HAPPY LABOR DAY. Or, is it Merry Labor Day? Labor Day is a mystery, but I’m glad we have it.
For you in other lands who read About Pops, Labor Day was, best I can tell, a holiday set aside to celebrate the American worker. In Oklahoma, where I live, by creed we honor that sentiment perpetually. Our state’s motto is Labor Omnia Vincit.
“It is a Latin phrase meaning "Work conquers all". The phrase is adapted from Virgil's Georgics, Book I, line 145-6: ...Labor omnia vicit / improbus ("Steady work overcame all things"). The poem was written in support of Augustus Caesar's "Back to the land" policy, aimed at encouraging more Romans to become farmers. Currently the state motto of the State of Oklahoma and incorporated into its state seal in 1907, the motto originally appeared on the territorial seal of Oklahoma Territory.” —Wikipedia.

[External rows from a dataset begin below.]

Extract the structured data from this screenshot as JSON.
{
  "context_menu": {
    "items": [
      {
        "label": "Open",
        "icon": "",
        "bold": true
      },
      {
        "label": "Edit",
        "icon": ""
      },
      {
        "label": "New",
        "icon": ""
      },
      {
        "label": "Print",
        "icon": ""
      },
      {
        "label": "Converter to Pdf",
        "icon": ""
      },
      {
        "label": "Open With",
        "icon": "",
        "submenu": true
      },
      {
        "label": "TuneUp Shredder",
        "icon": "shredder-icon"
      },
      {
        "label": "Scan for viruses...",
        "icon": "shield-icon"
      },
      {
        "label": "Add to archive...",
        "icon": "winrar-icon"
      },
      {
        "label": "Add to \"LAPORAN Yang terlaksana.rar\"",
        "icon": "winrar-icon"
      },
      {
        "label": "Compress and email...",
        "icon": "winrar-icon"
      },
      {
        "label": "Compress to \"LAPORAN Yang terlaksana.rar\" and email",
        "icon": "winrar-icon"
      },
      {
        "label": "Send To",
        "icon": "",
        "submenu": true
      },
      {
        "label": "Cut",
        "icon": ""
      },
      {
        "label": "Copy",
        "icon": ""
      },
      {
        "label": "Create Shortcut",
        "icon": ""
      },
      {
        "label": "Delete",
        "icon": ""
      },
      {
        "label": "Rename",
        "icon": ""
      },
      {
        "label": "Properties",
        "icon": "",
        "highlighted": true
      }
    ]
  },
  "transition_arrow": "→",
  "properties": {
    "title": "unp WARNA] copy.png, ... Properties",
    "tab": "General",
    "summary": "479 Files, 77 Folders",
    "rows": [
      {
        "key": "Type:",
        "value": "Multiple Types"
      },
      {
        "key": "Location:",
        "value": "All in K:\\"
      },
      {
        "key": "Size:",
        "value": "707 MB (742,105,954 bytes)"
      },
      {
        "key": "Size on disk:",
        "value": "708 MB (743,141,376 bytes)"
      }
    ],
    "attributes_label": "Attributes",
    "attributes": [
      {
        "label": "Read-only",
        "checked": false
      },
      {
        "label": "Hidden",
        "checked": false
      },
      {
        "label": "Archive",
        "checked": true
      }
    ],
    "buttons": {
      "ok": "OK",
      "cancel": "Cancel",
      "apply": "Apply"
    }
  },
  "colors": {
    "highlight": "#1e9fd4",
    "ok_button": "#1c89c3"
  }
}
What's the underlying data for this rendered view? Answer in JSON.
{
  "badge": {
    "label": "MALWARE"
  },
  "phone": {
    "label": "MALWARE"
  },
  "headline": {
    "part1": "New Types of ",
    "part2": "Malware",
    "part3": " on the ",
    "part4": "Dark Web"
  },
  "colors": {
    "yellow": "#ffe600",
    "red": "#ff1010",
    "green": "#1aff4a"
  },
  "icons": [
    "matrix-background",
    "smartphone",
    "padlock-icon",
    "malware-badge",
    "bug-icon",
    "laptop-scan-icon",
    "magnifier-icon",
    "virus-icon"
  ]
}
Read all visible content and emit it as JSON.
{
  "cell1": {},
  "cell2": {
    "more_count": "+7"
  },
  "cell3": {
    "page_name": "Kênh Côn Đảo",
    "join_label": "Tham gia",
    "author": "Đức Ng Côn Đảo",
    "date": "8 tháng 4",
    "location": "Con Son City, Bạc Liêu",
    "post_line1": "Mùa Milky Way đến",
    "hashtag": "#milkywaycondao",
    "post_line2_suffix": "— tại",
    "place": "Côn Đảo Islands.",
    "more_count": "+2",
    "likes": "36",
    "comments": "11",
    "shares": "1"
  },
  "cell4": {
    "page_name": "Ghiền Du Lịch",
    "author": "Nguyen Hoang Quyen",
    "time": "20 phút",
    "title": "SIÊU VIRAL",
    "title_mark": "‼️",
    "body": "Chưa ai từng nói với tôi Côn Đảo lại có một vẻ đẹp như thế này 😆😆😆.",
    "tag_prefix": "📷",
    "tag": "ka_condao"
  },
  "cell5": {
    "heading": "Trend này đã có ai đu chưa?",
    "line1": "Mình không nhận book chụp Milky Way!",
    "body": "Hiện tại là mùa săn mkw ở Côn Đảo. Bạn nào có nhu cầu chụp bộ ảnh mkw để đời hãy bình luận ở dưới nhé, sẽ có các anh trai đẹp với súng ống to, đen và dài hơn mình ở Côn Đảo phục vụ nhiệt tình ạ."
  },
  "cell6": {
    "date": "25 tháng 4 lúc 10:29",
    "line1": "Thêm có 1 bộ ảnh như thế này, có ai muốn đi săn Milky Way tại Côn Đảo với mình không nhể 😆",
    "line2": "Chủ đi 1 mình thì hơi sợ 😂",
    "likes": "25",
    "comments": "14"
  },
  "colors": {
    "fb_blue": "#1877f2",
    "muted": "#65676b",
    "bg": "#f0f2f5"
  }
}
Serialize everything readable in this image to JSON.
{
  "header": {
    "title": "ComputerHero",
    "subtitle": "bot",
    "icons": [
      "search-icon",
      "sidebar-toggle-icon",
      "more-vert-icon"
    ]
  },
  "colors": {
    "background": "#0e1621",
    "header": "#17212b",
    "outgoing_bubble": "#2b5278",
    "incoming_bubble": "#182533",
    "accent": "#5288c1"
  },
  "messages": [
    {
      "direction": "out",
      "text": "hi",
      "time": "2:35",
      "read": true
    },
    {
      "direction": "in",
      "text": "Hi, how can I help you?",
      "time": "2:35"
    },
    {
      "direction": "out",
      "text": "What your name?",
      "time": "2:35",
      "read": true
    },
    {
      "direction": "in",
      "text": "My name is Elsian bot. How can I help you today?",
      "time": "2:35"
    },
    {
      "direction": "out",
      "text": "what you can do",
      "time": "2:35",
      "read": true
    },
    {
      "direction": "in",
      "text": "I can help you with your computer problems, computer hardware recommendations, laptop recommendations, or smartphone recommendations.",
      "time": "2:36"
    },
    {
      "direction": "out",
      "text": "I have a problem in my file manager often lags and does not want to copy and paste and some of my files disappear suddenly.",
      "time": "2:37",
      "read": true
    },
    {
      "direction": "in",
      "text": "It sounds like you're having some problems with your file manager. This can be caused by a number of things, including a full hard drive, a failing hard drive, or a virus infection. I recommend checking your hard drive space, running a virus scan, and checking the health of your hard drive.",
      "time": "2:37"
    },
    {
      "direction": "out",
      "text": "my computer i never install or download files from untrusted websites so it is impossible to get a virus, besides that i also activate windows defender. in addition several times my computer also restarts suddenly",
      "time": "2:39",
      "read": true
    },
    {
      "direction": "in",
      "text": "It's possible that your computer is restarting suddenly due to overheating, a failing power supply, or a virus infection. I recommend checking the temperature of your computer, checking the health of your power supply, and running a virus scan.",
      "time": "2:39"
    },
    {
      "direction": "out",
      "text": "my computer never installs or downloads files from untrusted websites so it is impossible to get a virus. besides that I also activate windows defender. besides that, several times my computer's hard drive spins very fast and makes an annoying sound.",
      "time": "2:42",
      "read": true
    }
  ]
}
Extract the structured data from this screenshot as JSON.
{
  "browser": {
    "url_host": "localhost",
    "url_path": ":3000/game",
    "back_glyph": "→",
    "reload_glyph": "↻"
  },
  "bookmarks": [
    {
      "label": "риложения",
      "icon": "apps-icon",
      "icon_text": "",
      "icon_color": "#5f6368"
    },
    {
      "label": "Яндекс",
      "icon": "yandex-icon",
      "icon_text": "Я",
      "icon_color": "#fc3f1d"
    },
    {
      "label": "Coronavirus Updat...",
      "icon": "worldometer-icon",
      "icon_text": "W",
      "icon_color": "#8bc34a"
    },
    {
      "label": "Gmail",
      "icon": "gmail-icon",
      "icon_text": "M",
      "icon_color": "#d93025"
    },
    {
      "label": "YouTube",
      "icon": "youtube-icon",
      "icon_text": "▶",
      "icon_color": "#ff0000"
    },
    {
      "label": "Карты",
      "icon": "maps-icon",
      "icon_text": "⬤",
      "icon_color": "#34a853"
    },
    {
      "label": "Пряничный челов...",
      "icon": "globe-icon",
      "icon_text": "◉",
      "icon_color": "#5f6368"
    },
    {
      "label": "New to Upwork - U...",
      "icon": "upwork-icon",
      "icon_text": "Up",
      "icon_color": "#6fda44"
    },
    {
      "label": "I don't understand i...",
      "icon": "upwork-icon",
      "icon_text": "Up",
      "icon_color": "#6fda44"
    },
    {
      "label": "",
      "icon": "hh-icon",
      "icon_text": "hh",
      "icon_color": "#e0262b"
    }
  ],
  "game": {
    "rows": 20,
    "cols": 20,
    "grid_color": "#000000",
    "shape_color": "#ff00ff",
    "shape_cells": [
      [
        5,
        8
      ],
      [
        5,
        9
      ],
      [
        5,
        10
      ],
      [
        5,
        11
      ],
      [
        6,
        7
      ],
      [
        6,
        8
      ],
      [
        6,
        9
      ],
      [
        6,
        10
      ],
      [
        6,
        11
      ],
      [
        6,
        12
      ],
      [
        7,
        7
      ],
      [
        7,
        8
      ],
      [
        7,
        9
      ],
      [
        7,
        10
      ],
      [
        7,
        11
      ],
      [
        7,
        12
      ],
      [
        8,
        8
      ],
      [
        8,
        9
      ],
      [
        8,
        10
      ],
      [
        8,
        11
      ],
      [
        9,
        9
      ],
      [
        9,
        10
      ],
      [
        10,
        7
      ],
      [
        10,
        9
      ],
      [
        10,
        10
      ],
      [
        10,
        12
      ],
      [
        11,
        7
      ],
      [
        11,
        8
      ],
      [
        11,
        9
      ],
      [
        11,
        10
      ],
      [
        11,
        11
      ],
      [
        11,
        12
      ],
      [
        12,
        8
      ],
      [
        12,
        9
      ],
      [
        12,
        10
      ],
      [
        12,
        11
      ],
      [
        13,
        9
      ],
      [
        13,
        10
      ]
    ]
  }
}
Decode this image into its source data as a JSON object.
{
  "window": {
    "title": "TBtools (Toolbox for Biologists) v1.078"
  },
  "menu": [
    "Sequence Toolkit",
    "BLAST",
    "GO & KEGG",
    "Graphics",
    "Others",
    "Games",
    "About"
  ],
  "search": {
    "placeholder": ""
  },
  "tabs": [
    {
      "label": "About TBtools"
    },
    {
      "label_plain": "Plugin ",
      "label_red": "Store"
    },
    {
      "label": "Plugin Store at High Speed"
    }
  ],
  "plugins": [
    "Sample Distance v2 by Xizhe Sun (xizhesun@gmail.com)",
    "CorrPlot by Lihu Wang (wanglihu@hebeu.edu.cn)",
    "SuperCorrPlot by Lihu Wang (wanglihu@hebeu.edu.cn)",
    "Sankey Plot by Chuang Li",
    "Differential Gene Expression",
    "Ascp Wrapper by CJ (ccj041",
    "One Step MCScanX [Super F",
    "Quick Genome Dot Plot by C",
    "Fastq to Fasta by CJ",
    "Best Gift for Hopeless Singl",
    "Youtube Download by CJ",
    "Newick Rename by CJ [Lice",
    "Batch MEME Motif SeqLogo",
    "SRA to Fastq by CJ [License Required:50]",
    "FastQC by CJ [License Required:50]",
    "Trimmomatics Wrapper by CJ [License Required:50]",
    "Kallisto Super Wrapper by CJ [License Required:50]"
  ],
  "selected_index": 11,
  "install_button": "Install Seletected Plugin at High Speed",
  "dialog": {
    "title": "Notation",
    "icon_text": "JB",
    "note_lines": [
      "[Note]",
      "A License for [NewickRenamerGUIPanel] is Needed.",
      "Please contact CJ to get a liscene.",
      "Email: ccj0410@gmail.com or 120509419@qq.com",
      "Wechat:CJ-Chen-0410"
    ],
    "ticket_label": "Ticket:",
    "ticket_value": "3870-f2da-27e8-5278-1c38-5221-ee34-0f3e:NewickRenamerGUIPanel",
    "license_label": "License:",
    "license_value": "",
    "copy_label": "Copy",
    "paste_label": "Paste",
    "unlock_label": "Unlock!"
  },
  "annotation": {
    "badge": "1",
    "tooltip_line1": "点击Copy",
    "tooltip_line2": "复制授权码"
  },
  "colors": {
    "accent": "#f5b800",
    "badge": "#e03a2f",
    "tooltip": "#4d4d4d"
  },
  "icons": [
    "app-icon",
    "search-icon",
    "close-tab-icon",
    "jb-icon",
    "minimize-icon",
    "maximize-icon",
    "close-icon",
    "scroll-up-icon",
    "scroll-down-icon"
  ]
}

My bro-in-law Art, travels extensively and unearths some of the coolest treasures. He could have his own TV show. Recently, he ran across a safety kit from Conoco Oil. Inside the kit was a safety manual. It was issued September 1, 1964. On Labor Day. Intentionally?
The manual is full of excellent safety guidance, like this:
“Do not use compressed air to clean clothes. Never discharge compressed air onto other employees because serious injuries have resulted from such “horseplay” antics.”
Some of the guidance seems to be outdated, but it was probably the best available in 1964. Here, for example is the entire procedure to treat “Heart Stoppage”:
“Give closed heart massage (only if heart is stopped) and mouth to mouth respiration [sic].”
The thing I found most interesting about the Conoco safety manual was the Workman’s Creed printed on the back cover. I share it here, on this Labor Day, September 1, 2014, 50 years after its publication.
And the end is that the workman shall live to enjoy the fruits of his labor; that his mother shall have the comforts of his arm in her age; that his wife shall not be untimely a widow; that his children shall have a father; and that cripples and helpless wrecks who were once strong men shall not longer be a by-product of industry.” —P.B. Juhnke.
Not exactly the words I would have chosen, but what a beautiful, re-humanizing sentiment.